SoftBank’s Vision Funds transformed the venture capital ecosystem, directing billions of dollars into hundreds of start-ups, and forcing other investors to match their big bets. By flooding private markets with easy money, SoftBank and its rivals allowed companies to chase growth, while avoiding the scrutiny of public listings. Early-stage investors could hope for a lucrative exit, as late-stage investors fought to buy their stakes, lifting valuations throughout an opaque corner of investment.

Those bets have soured, along with promises of quick gains via big initial public offerings (IPOs). SoftBank’s Vision Funds have been underperforming the rest of the venture capital sector. One fund is underwater. 

Now, even after a year of write-downs, investors are still debating how much more valuations have yet to drop, and that uncertainty is hurting start-ups’ ability to raise new capital, forcing deep cost cuts at start-ups big and small. A recent survey by January Ventures of 450 early-stage start-up founders in the US and Europe found that about 80% didn’t have enough cash to get through another year, while late-stage start-ups have resorted to fundraising at sharply lower valuations. 

That could mean a flurry of start-up acquisitions this year, as investors — under pressure to exit — push entrepreneurs to sell their companies or their stakes to bigger legacy firms, a la Adobe Inc’s US$20 billion deal to buy Figma Inc.

SoftBank shouldered big write-downs on investments in some of the world’s most high-flying start-ups, resulting in deep losses last year. The Vision Fund unit lost US$7.2 billion in the September quarter, after losing a record US$17 billion the quarter before. 
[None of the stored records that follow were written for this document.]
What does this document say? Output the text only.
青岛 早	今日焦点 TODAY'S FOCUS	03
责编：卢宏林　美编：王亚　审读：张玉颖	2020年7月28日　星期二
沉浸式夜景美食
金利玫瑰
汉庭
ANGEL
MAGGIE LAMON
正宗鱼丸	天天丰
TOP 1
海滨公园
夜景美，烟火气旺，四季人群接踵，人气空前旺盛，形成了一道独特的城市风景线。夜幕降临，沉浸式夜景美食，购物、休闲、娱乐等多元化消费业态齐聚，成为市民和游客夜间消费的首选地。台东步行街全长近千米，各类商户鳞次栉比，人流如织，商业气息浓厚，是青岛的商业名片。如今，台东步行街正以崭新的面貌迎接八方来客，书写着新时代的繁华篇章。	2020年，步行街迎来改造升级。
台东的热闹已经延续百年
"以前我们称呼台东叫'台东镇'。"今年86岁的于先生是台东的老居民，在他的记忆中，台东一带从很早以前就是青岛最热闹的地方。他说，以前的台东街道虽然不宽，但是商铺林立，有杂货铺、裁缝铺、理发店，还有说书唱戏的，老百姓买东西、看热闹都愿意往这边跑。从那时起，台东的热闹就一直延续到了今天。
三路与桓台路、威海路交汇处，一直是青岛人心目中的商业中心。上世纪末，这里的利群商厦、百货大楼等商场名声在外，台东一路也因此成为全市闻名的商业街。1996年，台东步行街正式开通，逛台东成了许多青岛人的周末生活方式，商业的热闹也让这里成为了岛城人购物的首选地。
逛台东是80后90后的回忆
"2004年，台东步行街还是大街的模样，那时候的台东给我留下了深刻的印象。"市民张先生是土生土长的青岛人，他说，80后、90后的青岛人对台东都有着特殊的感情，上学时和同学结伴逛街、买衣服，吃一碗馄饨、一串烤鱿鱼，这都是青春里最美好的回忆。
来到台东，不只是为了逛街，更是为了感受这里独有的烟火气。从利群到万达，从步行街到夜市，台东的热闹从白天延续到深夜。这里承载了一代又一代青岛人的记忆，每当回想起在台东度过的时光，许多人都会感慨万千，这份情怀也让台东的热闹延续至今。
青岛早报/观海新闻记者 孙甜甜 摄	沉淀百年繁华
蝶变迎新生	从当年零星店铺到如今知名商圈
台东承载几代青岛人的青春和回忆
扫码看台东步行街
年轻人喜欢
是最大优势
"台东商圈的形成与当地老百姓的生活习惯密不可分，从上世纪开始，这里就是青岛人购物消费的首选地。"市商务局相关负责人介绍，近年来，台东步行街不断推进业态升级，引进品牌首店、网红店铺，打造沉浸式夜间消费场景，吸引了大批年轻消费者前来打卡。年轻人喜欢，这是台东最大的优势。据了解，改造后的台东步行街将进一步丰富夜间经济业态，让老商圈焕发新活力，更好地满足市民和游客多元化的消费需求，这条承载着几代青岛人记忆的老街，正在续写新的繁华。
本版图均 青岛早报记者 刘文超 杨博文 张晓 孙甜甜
With SoftBank’s billionaire founder Masayoshi Son having promised to play defence as long as the market stays weak, SoftBank is unlikely to reverse course anytime soon. Its performance is under further pressure from a weaker dollar, down 9% against the yen during the December quarter, after seven straight quarters of earnings-bolstering strength. SoftBank is likely to have posted another loss at its Vision Fund unit, as a weakness in the greenback more than offset local currency gains, said Kirk Boodry, an analyst at Redex Research, who publishes on Smartkarma. 

Instead of spending on deals, SoftBank splurged on ¥532 billion (US$4 billion or RM17.48 billion) of share buy-backs, propelling a 15% gain in its stock during the three months ended Dec 31. It was the stock’s best quarterly performance in almost two years. 

While no rebound in Vision Fund investments is expected in the near term, a successful IPO of chip designer unit Arm Ltd or an asset sale could give SoftBank the fuel to pump into deals later in the year, Boodry said. SoftBank acquired Arm for about US$32 billion.

But Son faces an uphill battle in a still-weak IPO market, with US-China tensions weighing on the semiconductor sector. Given the odds against a quick recovery, SoftBank executives have said they are prepared to roll back investments for many more months to come, if necessary.

“We have a very pessimistic view about the market environment,” chief financial officer Yoshimitsu Goto said at the company’s November earnings call. “But we have the strength to withstand these conditions for a long period of time. We will be patient and wait for the right moment.”